The raw milk debate is heating up - the the raw milk isn't! Find out what both sides of the debate have to say, so you can come to your own conclusion here
Dr. Heidi Kassenborg (con) vs. Doug Stephan (pro)
The debate over raw milk is heating up. A study released by CDC (Centers for Disease Control) in February 2012 examined the number of dairy outbreaks in the United States during a 13-year period. Between 1993 and 2006, 60% of dairy-related outbreaks reported to CDC were linked to raw milk products. But according to the Weston A. Price Foundation, the CDC has manipulated this data to make raw milk look dangerous, simultaneously dismissing similar dangers associated with pasteurized milk.
In the U.S., only 10 states can currently sell raw milk for purchase, and in 15 others, only on-farm sales are allowed. Meanwhile, in France, raw milk is sold in vending machines on the side of the road. As the House continues to debate bill 1830 (a bill that would expand raw milk availability to all states), we talked to Dr. Heidi Kassenborg, a veterinarian and the Director of the Minnesota Department of Agriculture’s Dairy & Food Inspection Division. We also talked to Doug Stephan, radio host of Good Day and a dairy farmer who sells raw milk from his East Leigh Farm in Framingham, Massachusetts. Here’s what they had to say about what the debate over raw milk actually means for farmers – and consumers.
Is raw milk a wonder food? Or a health risk? What are the benefits and what are the dangers?
Kassenborg: I think there is a basic misunderstanding of food safety advocates’ position on this issue. We aren’t against milk that hasn’t been pasteurized (i.e. raw milk). We are against the pathogens that can and often do get into milk during the milking and collection process.

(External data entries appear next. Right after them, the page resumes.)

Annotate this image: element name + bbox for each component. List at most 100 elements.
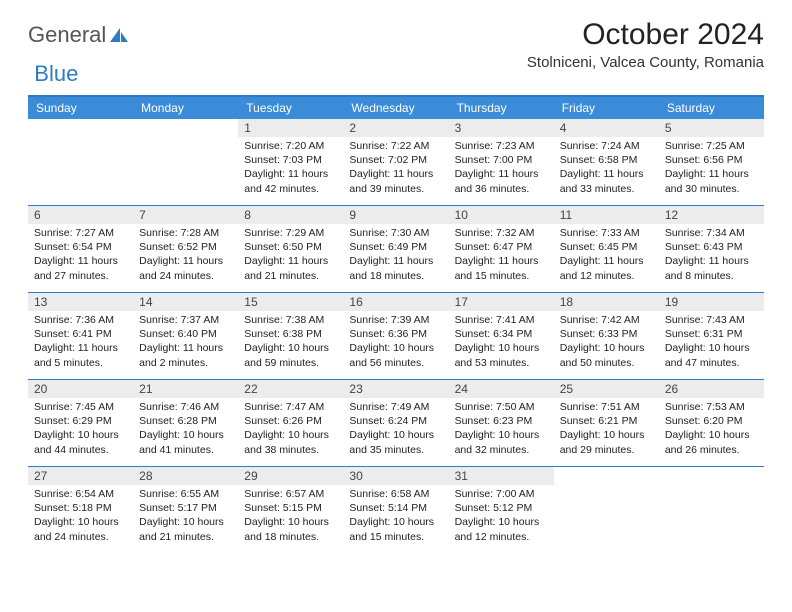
sunset-line: Sunset: 6:31 PM xyxy=(665,327,758,341)
sunrise-line: Sunrise: 7:49 AM xyxy=(349,400,442,414)
week-row: 1Sunrise: 7:20 AMSunset: 7:03 PMDaylight… xyxy=(28,119,764,206)
day-number: 28 xyxy=(133,467,238,485)
sunrise-line: Sunrise: 7:53 AM xyxy=(665,400,758,414)
sunset-line: Sunset: 6:43 PM xyxy=(665,240,758,254)
sunset-line: Sunset: 6:41 PM xyxy=(34,327,127,341)
sunset-line: Sunset: 6:50 PM xyxy=(244,240,337,254)
sunrise-line: Sunrise: 6:58 AM xyxy=(349,487,442,501)
sunset-line: Sunset: 6:52 PM xyxy=(139,240,232,254)
sunset-line: Sunset: 6:54 PM xyxy=(34,240,127,254)
sunrise-line: Sunrise: 7:37 AM xyxy=(139,313,232,327)
day-number: 5 xyxy=(659,119,764,137)
sunset-line: Sunset: 6:40 PM xyxy=(139,327,232,341)
daylight-line: Daylight: 10 hours and 44 minutes. xyxy=(34,428,127,456)
day-number: 11 xyxy=(554,206,659,224)
sunrise-line: Sunrise: 7:47 AM xyxy=(244,400,337,414)
weekday-header-row: SundayMondayTuesdayWednesdayThursdayFrid… xyxy=(28,97,764,119)
daylight-line: Daylight: 10 hours and 21 minutes. xyxy=(139,515,232,543)
daylight-line: Daylight: 10 hours and 32 minutes. xyxy=(455,428,548,456)
sunset-line: Sunset: 5:17 PM xyxy=(139,501,232,515)
day-cell: 10 Sunrise: 7:32 AMSunset: 6:47 PMDayligh… xyxy=(449,206,554,292)
location-text: Stolniceni, Valcea County, Romania xyxy=(527,54,764,71)
sunrise-line: Sunrise: 7:46 AM xyxy=(139,400,232,414)
daylight-line: Daylight: 10 hours and 18 minutes. xyxy=(244,515,337,543)
day-number: 10 xyxy=(449,206,554,224)
day-number: 20 xyxy=(28,380,133,398)
weekday-header: Tuesday xyxy=(238,97,343,119)
day-cell: 3Sunrise: 7:23 AMSunset: 7:00 PMDaylight… xyxy=(449,119,554,205)
day-cell: 5Sunrise: 7:25 AMSunset: 6:56 PMDaylight… xyxy=(659,119,764,205)
sunrise-line: Sunrise: 7:41 AM xyxy=(455,313,548,327)
sunrise-line: Sunrise: 7:33 AM xyxy=(560,226,653,240)
sunrise-line: Sunrise: 7:32 AM xyxy=(455,226,548,240)
daylight-line: Daylight: 11 hours and 12 minutes. xyxy=(560,254,653,282)
day-number: 23 xyxy=(343,380,448,398)
day-cell: 18Sunrise: 7:42 AMSunset: 6:33 PMDayligh… xyxy=(554,293,659,379)
sunset-line: Sunset: 6:26 PM xyxy=(244,414,337,428)
day-number: 22 xyxy=(238,380,343,398)
day-cell: 20Sunrise: 7:45 AMSunset: 6:29 PMDayligh… xyxy=(28,380,133,466)
sunrise-line: Sunrise: 7:20 AM xyxy=(244,139,337,153)
day-number: 27 xyxy=(28,467,133,485)
daylight-line: Daylight: 11 hours and 15 minutes. xyxy=(455,254,548,282)
daylight-line: Daylight: 10 hours and 56 minutes. xyxy=(349,341,442,369)
week-row: 6Sunrise: 7:27 AMSunset: 6:54 PMDaylight… xyxy=(28,206,764,293)
sunrise-line: Sunrise: 7:22 AM xyxy=(349,139,442,153)
calendar: SundayMondayTuesdayWednesdayThursdayFrid… xyxy=(28,95,764,553)
logo-sail-icon xyxy=(108,26,130,44)
day-number: 6 xyxy=(28,206,133,224)
daylight-line: Daylight: 11 hours and 8 minutes. xyxy=(665,254,758,282)
sunrise-line: Sunrise: 7:38 AM xyxy=(244,313,337,327)
day-cell: 24Sunrise: 7:50 AMSunset: 6:23 PMDayligh… xyxy=(449,380,554,466)
sunset-line: Sunset: 6:56 PM xyxy=(665,153,758,167)
day-number: 21 xyxy=(133,380,238,398)
sunrise-line: Sunrise: 6:55 AM xyxy=(139,487,232,501)
day-cell: 16Sunrise: 7:39 AMSunset: 6:36 PMDayligh… xyxy=(343,293,448,379)
day-cell: 29Sunrise: 6:57 AMSunset: 5:15 PMDayligh… xyxy=(238,467,343,553)
day-cell: 23Sunrise: 7:49 AMSunset: 6:24 PMDayligh… xyxy=(343,380,448,466)
day-cell: 19Sunrise: 7:43 AMSunset: 6:31 PMDayligh… xyxy=(659,293,764,379)
daylight-line: Daylight: 10 hours and 35 minutes. xyxy=(349,428,442,456)
daylight-line: Daylight: 11 hours and 30 minutes. xyxy=(665,167,758,195)
sunset-line: Sunset: 6:28 PM xyxy=(139,414,232,428)
sunrise-line: Sunrise: 7:34 AM xyxy=(665,226,758,240)
day-number: 7 xyxy=(133,206,238,224)
sunset-line: Sunset: 6:47 PM xyxy=(455,240,548,254)
empty-cell xyxy=(133,119,238,205)
weekday-header: Monday xyxy=(133,97,238,119)
day-number: 8 xyxy=(238,206,343,224)
sunset-line: Sunset: 6:21 PM xyxy=(560,414,653,428)
sunset-line: Sunset: 6:58 PM xyxy=(560,153,653,167)
sunset-line: Sunset: 5:15 PM xyxy=(244,501,337,515)
daylight-line: Daylight: 10 hours and 50 minutes. xyxy=(560,341,653,369)
sunrise-line: Sunrise: 7:50 AM xyxy=(455,400,548,414)
sunrise-line: Sunrise: 7:00 AM xyxy=(455,487,548,501)
day-cell: 1Sunrise: 7:20 AMSunset: 7:03 PMDaylight… xyxy=(238,119,343,205)
day-cell: 15Sunrise: 7:38 AMSunset: 6:38 PMDayligh… xyxy=(238,293,343,379)
day-cell: 8Sunrise: 7:29 AMSunset: 6:50 PMDaylight… xyxy=(238,206,343,292)
day-number: 17 xyxy=(449,293,554,311)
sunset-line: Sunset: 5:18 PM xyxy=(34,501,127,515)
sunset-line: Sunset: 6:45 PM xyxy=(560,240,653,254)
day-number: 29 xyxy=(238,467,343,485)
empty-cell xyxy=(28,119,133,205)
daylight-line: Daylight: 11 hours and 24 minutes. xyxy=(139,254,232,282)
sunset-line: Sunset: 7:02 PM xyxy=(349,153,442,167)
daylight-line: Daylight: 10 hours and 47 minutes. xyxy=(665,341,758,369)
day-cell: 14Sunrise: 7:37 AMSunset: 6:40 PMDayligh… xyxy=(133,293,238,379)
day-cell: 13Sunrise: 7:36 AMSunset: 6:41 PMDayligh… xyxy=(28,293,133,379)
day-cell: 6Sunrise: 7:27 AMSunset: 6:54 PMDaylight… xyxy=(28,206,133,292)
week-row: 20Sunrise: 7:45 AMSunset: 6:29 PMDayligh… xyxy=(28,380,764,467)
sunset-line: Sunset: 6:38 PM xyxy=(244,327,337,341)
week-row: 27Sunrise: 6:54 AMSunset: 5:18 PMDayligh… xyxy=(28,467,764,553)
sunrise-line: Sunrise: 7:29 AM xyxy=(244,226,337,240)
sunset-line: Sunset: 6:33 PM xyxy=(560,327,653,341)
daylight-line: Daylight: 10 hours and 29 minutes. xyxy=(560,428,653,456)
day-cell: 22Sunrise: 7:47 AMSunset: 6:26 PMDayligh… xyxy=(238,380,343,466)
sunset-line: Sunset: 6:36 PM xyxy=(349,327,442,341)
sunset-line: Sunset: 6:20 PM xyxy=(665,414,758,428)
sunset-line: Sunset: 6:29 PM xyxy=(34,414,127,428)
daylight-line: Daylight: 10 hours and 53 minutes. xyxy=(455,341,548,369)
month-title: October 2024 xyxy=(527,18,764,52)
day-number: 26 xyxy=(659,380,764,398)
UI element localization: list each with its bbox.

We live in a time of unprecedented public health and food safety. Unlike the experience of our great-grandparents, today it is uncommon for anyone to know someone who has contracted a serious foodborne illness. This is not some accidental fluke of history. It’s due to decades of work by scientists and public health experts. These food safety steps have been largely invisible to the average consumer, but I hope this incredible success hasn’t bred complacency or lack of appreciation for the science behind these advances.
Various health benefits are attributed to raw milk, but many of the studies used to support these claims are very old and outdated. While the question of raw milk benefits is open for discussion, there can be no reasonable doubt about the risks. State after state has reported outbreaks of serious illness clearly associated with raw milk, and statistical analyses show an alarming rate of illness relative to the number of people consuming the product. These are the facts, plain and simple.
Stephan: Human civilization wouldn’t be here at all if raw milk were inherently dangerous – all of the milk that any of our ancestors drank before the past 80 years was unpasteurized. It’s even safer now, with refrigeration, stainless steel equipment, and better sanitation at dairy farms.
No food is 100% safe – any product can cause illness if processed improperly, as we have learned from foodborne illness outbreaks from peanut butter, spinach, eggs, and other products in recent years. Raw milk has a very short supply chain, though – it goes through very few steps in getting from the cow to the consumer. Fewer processes means fewer opportunities for the milk to become contaminated.
All raw milk is source-identified, meaning the consumer knows what farm it came from. This means that, should a problem arise, it can easily be traced back to the farm and the cause of the problem can be addressed. On the other hand, conventional milk mixes together milk from hundreds of farms and is shipped thousands of miles to consumers. A problem with one farm could contaminate milk from hundreds of others, the problem could quickly become widespread, and the source of the issue might never be identified.
Kassenborg: Raw milk advocates need to prove that they can produce a product that is free of dangerous pathogens, and on-farm precautions simply aren’t sufficient to prevent pathogens from getting in the milk. A dairy cow produces more than 125 pounds of manure every day and that manure is produced on the same end of the cow from which the milk comes. Healthy cows can shed pathogens that sicken humans. That’s why pasteurization was such a big step forward for public health when it was introduced years ago.
Pasteurization controls harmful bacteria, parasites and other pathogens by heat-treating milk to a certain temperature and pressure for a particular time period. If raw milk advocates believe heat treatment is a concern, why aren’t they exploring other ways of pathogen control that don’t involve heat treatment? For example, potential non-heat treatment methods of removing pathogens from milk include ultraviolet light, microfiltration, pulsed electric fields, ultrasound, cold plasma, and high hydrostatic pressure. Pursuing those alternatives could be a more productive strategy than the anti-science approach some seem to take now.